Stellar properties and nuclear matter constraints

TL;DR

This paper evaluates relativistic mean-field models for neutron star properties, confirming which models meet nuclear matter constraints, maximum mass limits, and sound velocity bounds, and discusses the impact of hyperons and the sigma-cut scheme.

Contribution

It identifies RMF parametrizations consistent with nuclear matter constraints and neutron star observations, and explores the effects of hyperons and the sigma-cut scheme on these models.

Findings

Only two RMF models do not allow the direct Urca process.

Fourteen models produce neutron stars with maximum masses between 1.93 and 2.05 solar masses.

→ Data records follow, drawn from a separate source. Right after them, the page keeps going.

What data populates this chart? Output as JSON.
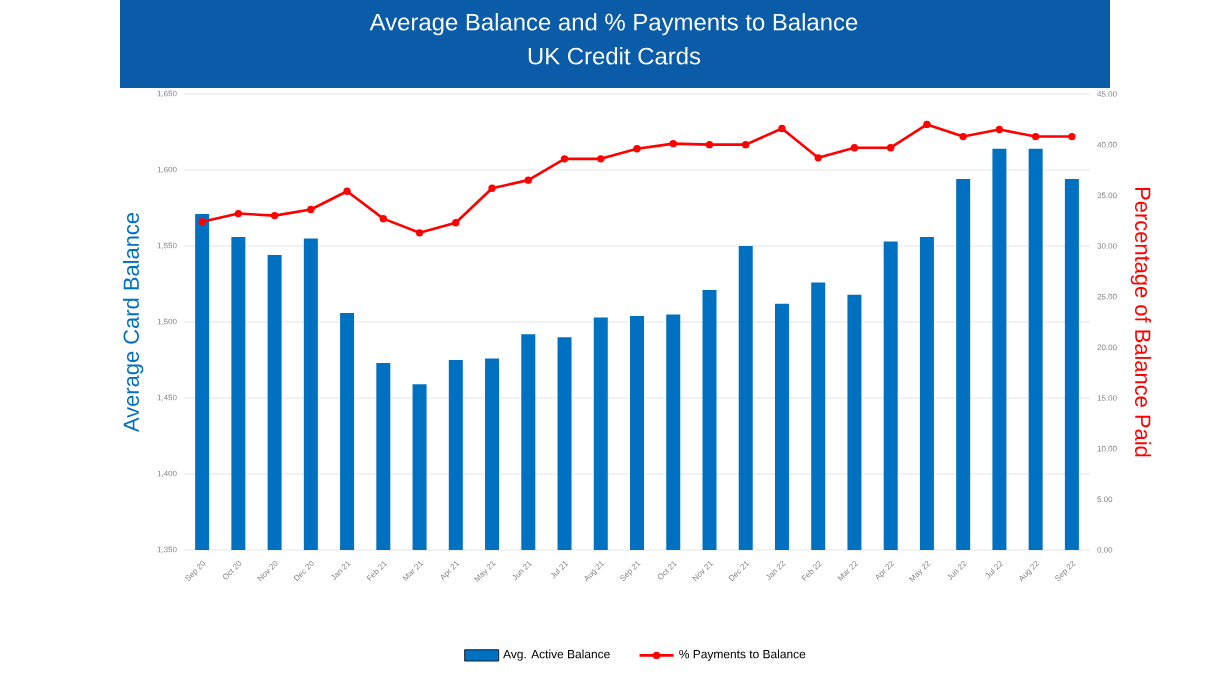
{
  "chart_data": {
    "type": "bar",
    "title": "Average Balance and % Payments to Balance",
    "subtitle": "UK Credit Cards",
    "ylabel": "Average Card Balance",
    "y2label": "Percentage of Balance Paid",
    "categories": [
      "Sep 20",
      "Oct 20",
      "Nov 20",
      "Dec 20",
      "Jan 21",
      "Feb 21",
      "Mar 21",
      "Apr 21",
      "May 21",
      "Jun 21",
      "Jul 21",
      "Aug 21",
      "Sep 21",
      "Oct 21",
      "Nov 21",
      "Dec 21",
      "Jan 22",
      "Feb 22",
      "Mar 22",
      "Apr 22",
      "May 22",
      "Jun 22",
      "Jul 22",
      "Aug 22",
      "Sep 22"
    ],
    "series": [
      {
        "name": "Avg. Active Balance",
        "color": "#0070c0",
        "values": [
          1571,
          1556,
          1544,
          1555,
          1506,
          1473,
          1459,
          1475,
          1476,
          1492,
          1490,
          1503,
          1504,
          1505,
          1521,
          1550,
          1512,
          1526,
          1518,
          1553,
          1556,
          1594,
          1614,
          1614,
          1594
        ]
      },
      {
        "name": "% Payments to Balance",
        "type": "line",
        "axis": "y2",
        "color": "#ff0000",
        "marker": "circle",
        "values": [
          32.4,
          33.2,
          33.0,
          33.6,
          35.4,
          32.7,
          31.3,
          32.3,
          35.7,
          36.5,
          38.6,
          38.6,
          39.6,
          40.1,
          40.0,
          40.0,
          41.6,
          38.7,
          39.7,
          39.7,
          42.0,
          40.8,
          41.5,
          40.8,
          40.8
        ]
      }
    ],
    "ylim": [
      1350,
      1650
    ],
    "yticks": [
      {
        "value": 1350,
        "label": "1,350"
      },
      {
        "value": 1400,
        "label": "1,400"
      },
      {
        "value": 1450,
        "label": "1,450"
      },
      {
        "value": 1500,
        "label": "1,500"
      },
      {
        "value": 1550,
        "label": "1,550"
      },
      {
        "value": 1600,
        "label": "1,600"
      },
      {
        "value": 1650,
        "label": "1,650"
      }
    ],
    "y2lim": [
      0,
      45
    ],
    "y2ticks": [
      {
        "value": 0,
        "label": "0.00"
      },
      {
        "value": 5,
        "label": "5.00"
      },
      {
        "value": 10,
        "label": "10.00"
      },
      {
        "value": 15,
        "label": "15.00"
      },
      {
        "value": 20,
        "label": "20.00"
      },
      {
        "value": 25,
        "label": "25.00"
      },
      {
        "value": 30,
        "label": "30.00"
      },
      {
        "value": 35,
        "label": "35.00"
      },
      {
        "value": 40,
        "label": "40.00"
      },
      {
        "value": 45,
        "label": "45.00"
      }
    ],
    "grid": "y",
    "legend": "bottom"
  }
}
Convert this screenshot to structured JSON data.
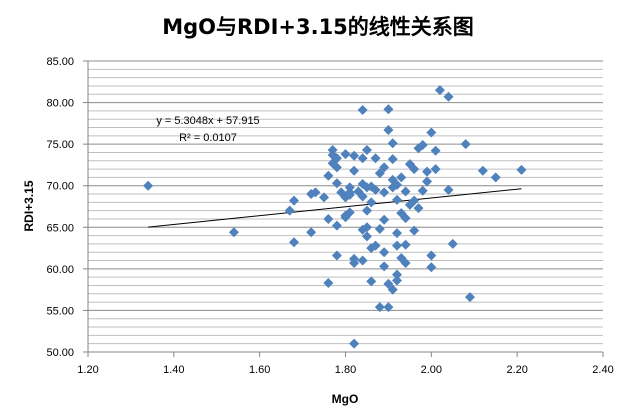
{
  "chart_data": {
    "type": "scatter",
    "title": "MgO与RDI+3.15的线性关系图",
    "xlabel": "MgO",
    "ylabel": "RDI+3.15",
    "xlim": [
      1.2,
      2.4
    ],
    "ylim": [
      50.0,
      85.0
    ],
    "x_ticks": [
      1.2,
      1.4,
      1.6,
      1.8,
      2.0,
      2.2,
      2.4
    ],
    "y_ticks": [
      50.0,
      55.0,
      60.0,
      65.0,
      70.0,
      75.0,
      80.0,
      85.0
    ],
    "x_tick_labels": [
      "1.20",
      "1.40",
      "1.60",
      "1.80",
      "2.00",
      "2.20",
      "2.40"
    ],
    "y_tick_labels": [
      "50.00",
      "55.00",
      "60.00",
      "65.00",
      "70.00",
      "75.00",
      "80.00",
      "85.00"
    ],
    "grid": {
      "horizontal": true,
      "minor_horizontal_step": 1,
      "vertical": false
    },
    "marker_color": "#4f81bd",
    "trendline": {
      "slope": 5.3048,
      "intercept": 57.915,
      "x_range": [
        1.34,
        2.21
      ],
      "color": "#000000",
      "equation_label": "y = 5.3048x  + 57.915",
      "r2_label": "R² = 0.0107"
    },
    "points": [
      [
        1.34,
        70.0
      ],
      [
        1.54,
        64.4
      ],
      [
        1.67,
        67.0
      ],
      [
        1.68,
        68.2
      ],
      [
        1.68,
        63.2
      ],
      [
        1.72,
        69.0
      ],
      [
        1.72,
        64.4
      ],
      [
        1.73,
        69.2
      ],
      [
        1.75,
        68.6
      ],
      [
        1.76,
        71.2
      ],
      [
        1.76,
        66.0
      ],
      [
        1.76,
        58.3
      ],
      [
        1.77,
        74.3
      ],
      [
        1.77,
        73.7
      ],
      [
        1.77,
        72.7
      ],
      [
        1.78,
        73.3
      ],
      [
        1.78,
        72.2
      ],
      [
        1.78,
        70.3
      ],
      [
        1.78,
        65.2
      ],
      [
        1.78,
        61.6
      ],
      [
        1.79,
        69.2
      ],
      [
        1.8,
        73.8
      ],
      [
        1.8,
        68.6
      ],
      [
        1.8,
        66.4
      ],
      [
        1.8,
        66.2
      ],
      [
        1.81,
        69.8
      ],
      [
        1.81,
        69.2
      ],
      [
        1.81,
        68.9
      ],
      [
        1.81,
        66.8
      ],
      [
        1.82,
        71.8
      ],
      [
        1.82,
        73.6
      ],
      [
        1.82,
        61.2
      ],
      [
        1.82,
        60.7
      ],
      [
        1.82,
        51.0
      ],
      [
        1.83,
        69.3
      ],
      [
        1.84,
        79.1
      ],
      [
        1.84,
        73.3
      ],
      [
        1.84,
        70.2
      ],
      [
        1.84,
        68.7
      ],
      [
        1.84,
        64.7
      ],
      [
        1.84,
        61.0
      ],
      [
        1.85,
        74.3
      ],
      [
        1.85,
        69.8
      ],
      [
        1.85,
        67.0
      ],
      [
        1.85,
        65.0
      ],
      [
        1.85,
        63.9
      ],
      [
        1.86,
        69.9
      ],
      [
        1.86,
        68.0
      ],
      [
        1.86,
        62.5
      ],
      [
        1.86,
        58.5
      ],
      [
        1.87,
        73.3
      ],
      [
        1.87,
        69.5
      ],
      [
        1.87,
        62.8
      ],
      [
        1.88,
        71.5
      ],
      [
        1.88,
        64.8
      ],
      [
        1.88,
        55.4
      ],
      [
        1.89,
        72.2
      ],
      [
        1.89,
        69.2
      ],
      [
        1.89,
        65.9
      ],
      [
        1.89,
        62.0
      ],
      [
        1.89,
        60.3
      ],
      [
        1.9,
        79.2
      ],
      [
        1.9,
        76.7
      ],
      [
        1.9,
        58.2
      ],
      [
        1.9,
        55.4
      ],
      [
        1.91,
        75.1
      ],
      [
        1.91,
        73.2
      ],
      [
        1.91,
        70.7
      ],
      [
        1.91,
        69.8
      ],
      [
        1.91,
        57.5
      ],
      [
        1.92,
        70.1
      ],
      [
        1.92,
        68.3
      ],
      [
        1.92,
        64.3
      ],
      [
        1.92,
        62.8
      ],
      [
        1.92,
        59.3
      ],
      [
        1.92,
        58.6
      ],
      [
        1.93,
        71.0
      ],
      [
        1.93,
        66.7
      ],
      [
        1.93,
        61.3
      ],
      [
        1.94,
        69.3
      ],
      [
        1.94,
        66.1
      ],
      [
        1.94,
        62.9
      ],
      [
        1.94,
        60.7
      ],
      [
        1.95,
        72.6
      ],
      [
        1.95,
        67.7
      ],
      [
        1.96,
        72.0
      ],
      [
        1.96,
        68.2
      ],
      [
        1.96,
        64.6
      ],
      [
        1.97,
        74.5
      ],
      [
        1.97,
        67.3
      ],
      [
        1.98,
        74.9
      ],
      [
        1.98,
        69.4
      ],
      [
        1.99,
        71.7
      ],
      [
        1.99,
        70.5
      ],
      [
        2.0,
        76.4
      ],
      [
        2.0,
        61.6
      ],
      [
        2.0,
        60.2
      ],
      [
        2.01,
        74.2
      ],
      [
        2.01,
        72.0
      ],
      [
        2.02,
        81.5
      ],
      [
        2.04,
        80.7
      ],
      [
        2.04,
        69.5
      ],
      [
        2.05,
        63.0
      ],
      [
        2.08,
        75.0
      ],
      [
        2.09,
        56.6
      ],
      [
        2.12,
        71.8
      ],
      [
        2.15,
        71.0
      ],
      [
        2.21,
        71.9
      ]
    ]
  }
}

Models satisfying mass constraints do not violate the sound velocity bound.

Abstract

We have analyzed stellar properties of the relativistic mean-field (RMF) parametrizations shown to be consistent with the recently studied constraints related to nuclear matter, pure neutron matter, symmetry energy and its derivatives [Dutra et al., Phys. Rev. C 90, 055203 (2014)]. Our results show that only two RMF parametrizations do not allow the emergence of the direct Urca process, important aspect regarding the evolution of a neutron star. Moreover, among all approved RMF models, fourteen of them produce neutron stars with maximum masses inside the range $1.93\leqslant M/M_\odot\leqslant 2.05$, with $M_\odot$ being the solar mass. Only three models yield maximum masses above this range and a discussion on the inclusion of hyperons is presented. Finally, we have verified that the models satisfying the neutron star maximum mass constraint do not observe the squared sound velocity bound, namely, $v_s^2 < 1/3$, corroborating recent findings. However, the recently proposed $\sigma$-cut scheme can make the RMF models consistent with both constraints depending on the isoscalar-vector interaction of each parametrization.